Robotic surgery offers increased dexterity to the pediatric minimally invasive surgeon, but procedures require more time, and there is no defined patient benefit. The fact that robotic surgery digitalizes minimally invasive surgery creates exciting possibilities for training surgeons, planning operations, and performing surgery at great distances from the operator.

摘要

目的

机器人手术可通过震颤过滤、动作缩放以及在机器人器械末端配备腕部以提高灵活性,从而在高放大倍数下改善微创手术。

材料与方法

我们选择宙斯微腕部机器人手术系统,因为它比竞争的达芬奇手术系统更适用于小儿患者。

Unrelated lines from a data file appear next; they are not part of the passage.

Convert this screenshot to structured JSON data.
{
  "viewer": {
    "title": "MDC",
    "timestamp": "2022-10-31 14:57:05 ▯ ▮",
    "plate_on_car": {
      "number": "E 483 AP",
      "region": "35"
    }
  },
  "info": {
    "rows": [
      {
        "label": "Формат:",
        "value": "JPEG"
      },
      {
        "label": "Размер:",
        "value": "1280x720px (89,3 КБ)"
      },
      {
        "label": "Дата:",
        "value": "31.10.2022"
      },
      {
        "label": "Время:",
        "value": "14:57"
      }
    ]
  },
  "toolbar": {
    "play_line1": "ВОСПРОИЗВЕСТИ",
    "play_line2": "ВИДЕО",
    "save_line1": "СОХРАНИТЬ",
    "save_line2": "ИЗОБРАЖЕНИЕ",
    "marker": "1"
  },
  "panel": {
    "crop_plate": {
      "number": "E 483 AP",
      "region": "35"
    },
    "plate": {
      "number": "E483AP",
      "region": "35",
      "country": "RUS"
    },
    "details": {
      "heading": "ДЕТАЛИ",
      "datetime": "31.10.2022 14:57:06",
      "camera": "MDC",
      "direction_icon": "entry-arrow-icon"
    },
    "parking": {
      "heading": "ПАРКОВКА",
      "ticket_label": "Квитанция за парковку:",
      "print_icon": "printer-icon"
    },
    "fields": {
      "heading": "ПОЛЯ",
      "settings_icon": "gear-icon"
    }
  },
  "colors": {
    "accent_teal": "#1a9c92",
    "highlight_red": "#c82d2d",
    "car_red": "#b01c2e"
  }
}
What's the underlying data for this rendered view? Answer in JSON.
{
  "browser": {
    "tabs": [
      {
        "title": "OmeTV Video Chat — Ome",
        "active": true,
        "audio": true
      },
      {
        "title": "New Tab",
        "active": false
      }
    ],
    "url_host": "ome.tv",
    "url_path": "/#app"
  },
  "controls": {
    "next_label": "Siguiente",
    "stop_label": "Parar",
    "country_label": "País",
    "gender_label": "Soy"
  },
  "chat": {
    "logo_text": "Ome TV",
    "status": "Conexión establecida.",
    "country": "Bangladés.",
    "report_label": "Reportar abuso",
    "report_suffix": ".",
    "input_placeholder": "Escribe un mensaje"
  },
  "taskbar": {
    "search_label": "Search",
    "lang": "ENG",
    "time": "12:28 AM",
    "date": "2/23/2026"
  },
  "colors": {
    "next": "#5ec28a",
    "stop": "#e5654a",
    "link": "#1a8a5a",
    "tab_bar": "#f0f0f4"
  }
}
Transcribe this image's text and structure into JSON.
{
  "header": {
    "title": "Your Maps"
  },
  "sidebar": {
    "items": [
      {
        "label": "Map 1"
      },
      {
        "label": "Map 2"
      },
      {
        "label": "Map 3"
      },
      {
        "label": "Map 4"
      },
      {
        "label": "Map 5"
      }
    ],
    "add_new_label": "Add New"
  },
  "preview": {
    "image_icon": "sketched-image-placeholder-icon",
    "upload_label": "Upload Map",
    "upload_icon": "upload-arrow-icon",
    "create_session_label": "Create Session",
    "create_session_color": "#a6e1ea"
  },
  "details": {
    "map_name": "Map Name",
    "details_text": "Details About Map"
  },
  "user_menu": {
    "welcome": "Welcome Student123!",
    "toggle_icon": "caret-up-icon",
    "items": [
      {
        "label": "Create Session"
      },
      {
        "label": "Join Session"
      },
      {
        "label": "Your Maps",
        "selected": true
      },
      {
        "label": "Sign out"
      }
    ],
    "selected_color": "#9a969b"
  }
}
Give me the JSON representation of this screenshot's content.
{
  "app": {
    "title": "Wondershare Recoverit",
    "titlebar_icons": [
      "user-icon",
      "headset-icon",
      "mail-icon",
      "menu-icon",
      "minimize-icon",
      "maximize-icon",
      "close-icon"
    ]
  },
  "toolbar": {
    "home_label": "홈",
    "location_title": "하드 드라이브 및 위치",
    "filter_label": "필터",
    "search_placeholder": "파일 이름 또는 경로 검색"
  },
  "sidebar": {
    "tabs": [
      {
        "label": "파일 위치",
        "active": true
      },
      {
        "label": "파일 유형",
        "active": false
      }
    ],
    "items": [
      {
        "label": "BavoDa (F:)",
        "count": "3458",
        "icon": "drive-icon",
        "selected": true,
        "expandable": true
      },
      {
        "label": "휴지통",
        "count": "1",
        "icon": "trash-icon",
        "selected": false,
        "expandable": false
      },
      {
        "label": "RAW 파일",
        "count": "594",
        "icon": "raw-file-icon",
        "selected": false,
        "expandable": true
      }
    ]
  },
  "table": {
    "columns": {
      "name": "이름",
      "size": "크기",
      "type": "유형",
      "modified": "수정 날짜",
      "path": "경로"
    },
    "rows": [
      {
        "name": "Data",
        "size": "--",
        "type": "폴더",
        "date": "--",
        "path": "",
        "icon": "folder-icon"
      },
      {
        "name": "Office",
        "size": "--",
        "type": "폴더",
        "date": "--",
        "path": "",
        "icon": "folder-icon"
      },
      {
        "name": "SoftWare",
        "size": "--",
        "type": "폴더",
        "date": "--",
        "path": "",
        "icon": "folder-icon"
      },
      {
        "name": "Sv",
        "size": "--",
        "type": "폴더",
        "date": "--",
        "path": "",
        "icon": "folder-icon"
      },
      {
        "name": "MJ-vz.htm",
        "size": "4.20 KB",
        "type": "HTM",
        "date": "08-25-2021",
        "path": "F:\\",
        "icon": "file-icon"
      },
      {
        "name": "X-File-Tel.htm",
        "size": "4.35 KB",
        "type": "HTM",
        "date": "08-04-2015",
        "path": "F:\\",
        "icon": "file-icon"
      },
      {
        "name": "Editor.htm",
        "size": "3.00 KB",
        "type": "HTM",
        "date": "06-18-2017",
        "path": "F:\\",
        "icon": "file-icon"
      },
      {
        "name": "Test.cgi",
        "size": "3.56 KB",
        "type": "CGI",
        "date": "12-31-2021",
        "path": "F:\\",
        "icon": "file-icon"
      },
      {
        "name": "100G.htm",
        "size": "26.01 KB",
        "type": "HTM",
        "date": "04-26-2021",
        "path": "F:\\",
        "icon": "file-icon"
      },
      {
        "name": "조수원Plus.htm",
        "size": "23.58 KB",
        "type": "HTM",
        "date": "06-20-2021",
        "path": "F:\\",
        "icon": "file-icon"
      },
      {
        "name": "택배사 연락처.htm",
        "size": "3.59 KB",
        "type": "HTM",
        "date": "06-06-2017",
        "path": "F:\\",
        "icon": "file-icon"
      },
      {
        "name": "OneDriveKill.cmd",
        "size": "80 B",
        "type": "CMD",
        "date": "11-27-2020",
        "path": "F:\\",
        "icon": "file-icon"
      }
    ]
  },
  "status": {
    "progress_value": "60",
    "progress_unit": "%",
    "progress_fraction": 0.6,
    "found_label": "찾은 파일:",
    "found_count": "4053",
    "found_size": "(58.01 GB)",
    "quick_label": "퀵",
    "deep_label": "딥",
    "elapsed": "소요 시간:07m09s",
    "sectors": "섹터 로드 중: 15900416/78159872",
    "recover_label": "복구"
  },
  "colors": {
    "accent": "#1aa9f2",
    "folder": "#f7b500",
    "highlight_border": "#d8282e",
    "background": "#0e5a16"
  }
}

我们尝试了57例手术,完成了54例。

结果

完成的手术包括nissen胃底折叠术(n = 25)、胆囊切除术(n = 18)、海勒肌切开术(n = 2)、脾切除术(n = 2)、莫尔加尼疝修补术(n = 2),以及胸部复杂幽门成形术、肠切除术、左侧博赫dalek先天性膈疝修补术、食管闭锁和气管食管瘘修补术、胆总管囊肿切除术各1例。没有与机器人使用相关的并发症。对于nissen胃底折叠术,外科医生在控制台使用机器人的平均时间为117±39分钟,总手术室时间为250±60分钟。外科医生发现解剖、缝合和打结比传统腹腔镜手术更容易。没有外科医生认为缺乏触觉反馈(力反馈)至关重要。

结论

机器人手术为小儿微创外科医生提供了更高的灵活性,但手术需要更多时间,且对患者没有明确的益处。机器人手术将微创手术数字化这一事实为培训外科医生、规划手术以及在远离操作者的地方进行手术创造了令人兴奋的可能性。